Soldierfly adults are typical true flies in shape, and are often brightly coloured, including some with wasp mimic colouration and somewhat resembling hoverflies, but with a broader flattened abdomen..
They legs the eggs on plants near water and the larvae hatch and craw to the water. The larvae’s long clearly segmented body looks armour plated, and is somewhat laterally flattened with a small head. The skin is dull coloured, usually brown or dull green and is hardened and leathery, limiting their flexibility, though their segmentation allows some movement. The species belonging to the large sized Stratiomys can reach over 25mm long.
They have a set of hydrophobic (water repellent hairs) at the tip of the abdomen which allows them to pierce the waters surface and breathe the air above it. When the larva submerges these hairs trap a bubble of air so to act as an air supply and physical gill.
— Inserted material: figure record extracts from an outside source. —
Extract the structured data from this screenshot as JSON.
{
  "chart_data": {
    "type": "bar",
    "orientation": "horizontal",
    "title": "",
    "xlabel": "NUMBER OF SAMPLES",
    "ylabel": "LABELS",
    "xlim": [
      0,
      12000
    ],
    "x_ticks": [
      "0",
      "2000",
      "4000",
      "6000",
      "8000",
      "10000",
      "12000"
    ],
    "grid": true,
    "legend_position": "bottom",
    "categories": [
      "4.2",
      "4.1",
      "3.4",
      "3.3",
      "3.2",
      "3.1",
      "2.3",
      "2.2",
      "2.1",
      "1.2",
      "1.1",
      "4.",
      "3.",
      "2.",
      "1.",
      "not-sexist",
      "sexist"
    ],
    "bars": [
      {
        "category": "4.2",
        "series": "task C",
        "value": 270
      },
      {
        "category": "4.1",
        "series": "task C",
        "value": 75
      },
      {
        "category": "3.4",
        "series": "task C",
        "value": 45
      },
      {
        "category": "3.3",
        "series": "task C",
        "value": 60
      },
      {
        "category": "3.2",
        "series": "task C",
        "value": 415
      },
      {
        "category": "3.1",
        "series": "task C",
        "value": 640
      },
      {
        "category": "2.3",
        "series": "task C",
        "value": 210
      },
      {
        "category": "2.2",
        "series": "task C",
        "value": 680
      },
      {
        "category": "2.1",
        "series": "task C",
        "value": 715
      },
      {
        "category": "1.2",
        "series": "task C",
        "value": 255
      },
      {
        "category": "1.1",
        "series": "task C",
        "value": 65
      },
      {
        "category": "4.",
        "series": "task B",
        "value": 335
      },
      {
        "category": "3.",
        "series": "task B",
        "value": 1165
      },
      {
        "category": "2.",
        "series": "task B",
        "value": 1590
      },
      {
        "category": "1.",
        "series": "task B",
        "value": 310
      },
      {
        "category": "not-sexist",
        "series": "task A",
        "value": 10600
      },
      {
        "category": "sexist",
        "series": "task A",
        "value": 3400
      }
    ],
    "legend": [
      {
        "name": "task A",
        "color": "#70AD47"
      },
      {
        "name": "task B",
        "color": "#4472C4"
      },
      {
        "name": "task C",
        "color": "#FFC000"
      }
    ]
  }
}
The larvae usually feed on algae and detritus though some species are predators. They are found in ponds and ditches, typically in shallow water and among vegetation, with some species being tolerant of saline conditions and other able to survive their water bodies drying out by living in the remaining mud. Some species are found in running water, like springs a streams.
Once fully grown the larvae pupate, with the pupa forming within the larval skin, which hardens as this takes place. Pupation is reported to happen on land., but I have found these pupa a few times found floating and not moving on the surface of pond, presumably having been dislodged from the marginal vegetation.
Adults emerge from the pupa and hardened larval skin and depending on species can be found around bogs, meadows and marshland, where adults feed on plant sap and nectar and pollen from flowers.